Une sale histoire de gang. Le 18 mars 1997, alors qu'on se dirigeait vers Kertanguy avec mes gars de Gare la Fo, on est tombés sur le gang de Langadoué, qui s'était allié avec les hommes de Kerpinvic. La bataille a été longue, mes frères mourraient par dizaines lorsqu'à l'aube, au bout de la vallée on entendait le son d'une corne, d'un chef ennemi qui rappelait toute sa horde. Je ne comprenais pas tout le chemin qu'ils avaient fait pour en arriver là, quand mon regard se posa tout autour de moi, j'étais le seul debout de la tribu voilà pourquoi.

Quel est l'intérêt d'être parti sur France Inter alors que vous auriez pu entrer à Radio Méduse ?

Je voulais commencer par un petit média, histoire de me faire la main. France Inter, c'est une entreprise à échelle humaine. Sur Radio Méduse, avec l'open space et le management à l'américaine, on perd en spontanéité. C'est une énorme machine.
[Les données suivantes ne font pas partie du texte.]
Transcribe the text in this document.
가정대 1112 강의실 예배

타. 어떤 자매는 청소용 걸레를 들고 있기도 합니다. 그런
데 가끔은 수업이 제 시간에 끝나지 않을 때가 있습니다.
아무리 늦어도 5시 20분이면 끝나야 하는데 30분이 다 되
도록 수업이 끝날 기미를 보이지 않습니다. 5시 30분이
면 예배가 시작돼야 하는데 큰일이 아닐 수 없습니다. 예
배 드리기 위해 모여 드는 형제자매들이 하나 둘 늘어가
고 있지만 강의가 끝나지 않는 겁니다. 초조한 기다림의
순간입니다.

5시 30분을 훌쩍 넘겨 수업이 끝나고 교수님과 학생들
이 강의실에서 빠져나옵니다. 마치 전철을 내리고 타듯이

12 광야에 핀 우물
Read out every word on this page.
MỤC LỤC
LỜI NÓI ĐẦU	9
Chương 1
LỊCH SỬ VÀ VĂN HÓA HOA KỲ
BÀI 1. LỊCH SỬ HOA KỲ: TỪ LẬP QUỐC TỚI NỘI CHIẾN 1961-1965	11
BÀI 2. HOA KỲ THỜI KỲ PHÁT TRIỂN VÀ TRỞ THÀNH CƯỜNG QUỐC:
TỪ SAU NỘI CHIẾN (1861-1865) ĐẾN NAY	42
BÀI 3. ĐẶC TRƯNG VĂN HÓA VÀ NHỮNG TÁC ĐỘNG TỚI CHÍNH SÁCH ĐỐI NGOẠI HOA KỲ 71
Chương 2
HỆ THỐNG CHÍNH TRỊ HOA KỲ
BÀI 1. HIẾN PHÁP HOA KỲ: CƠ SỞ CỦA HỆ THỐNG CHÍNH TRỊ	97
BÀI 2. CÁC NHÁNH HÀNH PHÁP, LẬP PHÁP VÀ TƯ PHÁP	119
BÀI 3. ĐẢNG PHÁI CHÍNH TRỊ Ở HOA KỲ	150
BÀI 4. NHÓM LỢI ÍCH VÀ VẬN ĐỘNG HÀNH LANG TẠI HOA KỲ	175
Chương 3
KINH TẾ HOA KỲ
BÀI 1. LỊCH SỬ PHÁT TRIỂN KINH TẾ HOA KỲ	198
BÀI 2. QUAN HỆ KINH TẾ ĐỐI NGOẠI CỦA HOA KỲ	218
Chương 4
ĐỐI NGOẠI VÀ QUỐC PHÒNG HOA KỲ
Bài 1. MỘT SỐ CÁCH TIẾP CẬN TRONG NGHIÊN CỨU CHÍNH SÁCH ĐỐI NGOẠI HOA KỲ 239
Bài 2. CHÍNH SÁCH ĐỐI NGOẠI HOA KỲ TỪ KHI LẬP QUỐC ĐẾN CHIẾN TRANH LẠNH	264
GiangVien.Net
Selon Wikipédia, vous avez joué dans Richard III, On purge bébé, et Toc et dépression très nerveuse. Faut-il y voir une métaphore de votre vie ?

Il ne faut pas croire tout ce qu'on lit sur internet. Une fois, j'ai lu qu'Emmanuel Macron était de gauche. Internet, c'est très bien, si on n'oublie pas que ça sert avant tout à se masturber.

Votre dernier spectacle s'intitule Pierre-Emmanuel Barré est un sale con. Votre mère ne vous a pas fait bosser l'estime de soi ?

On a surtout travaillé sur la recherche du sur-moi, et je crois qu'on l'avait trouvé avec ce spectacle. Aujourd'hui, je viens avec un spectacle qui s'appelle « Nouveau Spectacle ». C'est très terre à terre, mais ça va être ennuyeux au moment du prochain spectacle. A moins que je l'appelle « Prochain Spectacle » mais les gens ne viendront pas, ils se diront « Ah, ben on a le temps ».

Vous allez partager le plateau de L’Ellipse avec Blanche Gardin. Elle a le profil idéal pour entrer dans votre famille, dépressive et névrosée. Comptez-vous la présenter à votre mère ?

Bien sûr, on va surement tous aller dormir à la maison, ma mère a prévu une activité Lexomil le soir, et le matin, on prendra des grandes tartines de Tranxène pour commencer la journée du bon pied.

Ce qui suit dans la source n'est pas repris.